My sister forwarded me an article on NPR the other day. It's about moms of middle schoolers and how they often will feel challenged. The article almost likens middle school parenting to new child parenting but says it's even worse.
Hmm, I wonder if these moms were feeling terrible because they'd always dreamt of being a mother. They found such joy in parenting and experienced what in the article they refer to as "the oxytocin "love rush" — that caring for little children provides."
I don't think I ever had that. I think I can pretty confidently say that I never experienced a "love rush" as a parent. In fact, early on in one of my posts maybe it was on I'd Rather Hatch a Chicken that I wrote that I really actually felt disconnected from my child when she was born. I felt like I was babysitting someone else's kid. I think it might be because I have always been selfish.

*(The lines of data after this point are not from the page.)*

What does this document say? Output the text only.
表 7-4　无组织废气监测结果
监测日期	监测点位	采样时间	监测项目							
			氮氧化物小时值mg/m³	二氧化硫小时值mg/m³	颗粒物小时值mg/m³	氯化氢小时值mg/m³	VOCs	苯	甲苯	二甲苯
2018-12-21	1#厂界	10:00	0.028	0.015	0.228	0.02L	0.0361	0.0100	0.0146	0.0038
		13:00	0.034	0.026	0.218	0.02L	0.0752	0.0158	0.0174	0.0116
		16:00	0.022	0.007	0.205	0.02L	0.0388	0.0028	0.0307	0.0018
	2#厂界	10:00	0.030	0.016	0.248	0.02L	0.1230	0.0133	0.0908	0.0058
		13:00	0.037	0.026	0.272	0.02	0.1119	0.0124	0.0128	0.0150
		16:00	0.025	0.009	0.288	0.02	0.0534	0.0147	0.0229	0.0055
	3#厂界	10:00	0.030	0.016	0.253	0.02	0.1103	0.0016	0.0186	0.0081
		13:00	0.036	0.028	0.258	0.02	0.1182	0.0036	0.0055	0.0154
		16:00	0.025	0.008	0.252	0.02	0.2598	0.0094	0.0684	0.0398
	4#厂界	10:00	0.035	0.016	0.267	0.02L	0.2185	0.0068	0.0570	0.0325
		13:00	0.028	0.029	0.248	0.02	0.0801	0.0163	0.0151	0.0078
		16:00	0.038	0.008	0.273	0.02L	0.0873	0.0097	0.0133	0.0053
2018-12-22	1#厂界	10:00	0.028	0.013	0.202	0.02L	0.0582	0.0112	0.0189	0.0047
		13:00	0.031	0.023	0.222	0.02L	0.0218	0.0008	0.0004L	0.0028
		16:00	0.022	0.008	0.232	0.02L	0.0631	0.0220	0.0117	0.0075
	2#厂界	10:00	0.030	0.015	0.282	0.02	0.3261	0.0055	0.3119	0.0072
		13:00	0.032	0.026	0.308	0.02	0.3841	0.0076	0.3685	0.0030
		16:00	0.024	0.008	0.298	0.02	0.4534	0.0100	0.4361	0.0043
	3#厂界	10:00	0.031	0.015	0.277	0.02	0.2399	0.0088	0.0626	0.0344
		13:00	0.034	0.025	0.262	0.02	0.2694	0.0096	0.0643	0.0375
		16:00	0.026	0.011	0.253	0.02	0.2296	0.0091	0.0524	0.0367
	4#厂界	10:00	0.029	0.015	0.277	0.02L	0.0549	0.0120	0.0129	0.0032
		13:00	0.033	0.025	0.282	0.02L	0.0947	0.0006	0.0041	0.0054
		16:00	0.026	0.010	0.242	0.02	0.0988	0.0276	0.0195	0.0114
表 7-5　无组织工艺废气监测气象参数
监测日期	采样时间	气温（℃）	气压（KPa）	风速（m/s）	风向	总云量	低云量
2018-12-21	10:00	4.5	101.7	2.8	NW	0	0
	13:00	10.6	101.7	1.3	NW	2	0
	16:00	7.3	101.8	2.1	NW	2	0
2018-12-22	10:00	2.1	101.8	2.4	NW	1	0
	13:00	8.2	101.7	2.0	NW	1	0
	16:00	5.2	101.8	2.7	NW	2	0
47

Not in a terrible way but more in a way that I like to preserve my own sense of well-being - really take care of ME and this child was really, for lack of a better word, cramping my style.
Anyhow, I'm seeing how my own child is already exhibiting behavior that is indicated in this article as being indicative of 10 year olds...rolling of the eyes, not trusting that I know anything that would be good for her. So, I'd say this article came at a good time. I can just be mindful of this time and what may be - for me - an eloooongated period of middle school years that has now started at the age of 7. Sweet. I think I might just really dive into meditation. I think that might be a savior.
BUT, I am also very thankful to be in a Waldorf school where the curriculum is developmentally appropriate. They are well aware of the emotional "turmoil" that the middle school child may be experiencing and they meet it with the curriculum. A good example would be the following explanation from the Waldorf School of the Peninsula:
Students’ awakening intellects are ready for critical and objective thinking, knowledge of cause and effect, and more refined observation, which they experience in academic main lesson blocks, with themes such as the Renaissance, physics and the history of algebra. Their budding emotional lives blossom through positive and concrete modes of expression, which include the study and writing of poetry, literature and biographies. They experience a dynamic interplay of knowledge of self and the world as they engage in a wide variety of arts – from painting, sculpting, woodworking and orchestra and chorus to the annual production of a class play.
The school is certainly an extension of the family. Every teacher knows my child and we work in tandem to help our children navigate life. It's certainly not going to be a picnic but I know that I'm supported by the school as well as the other parents who have older children.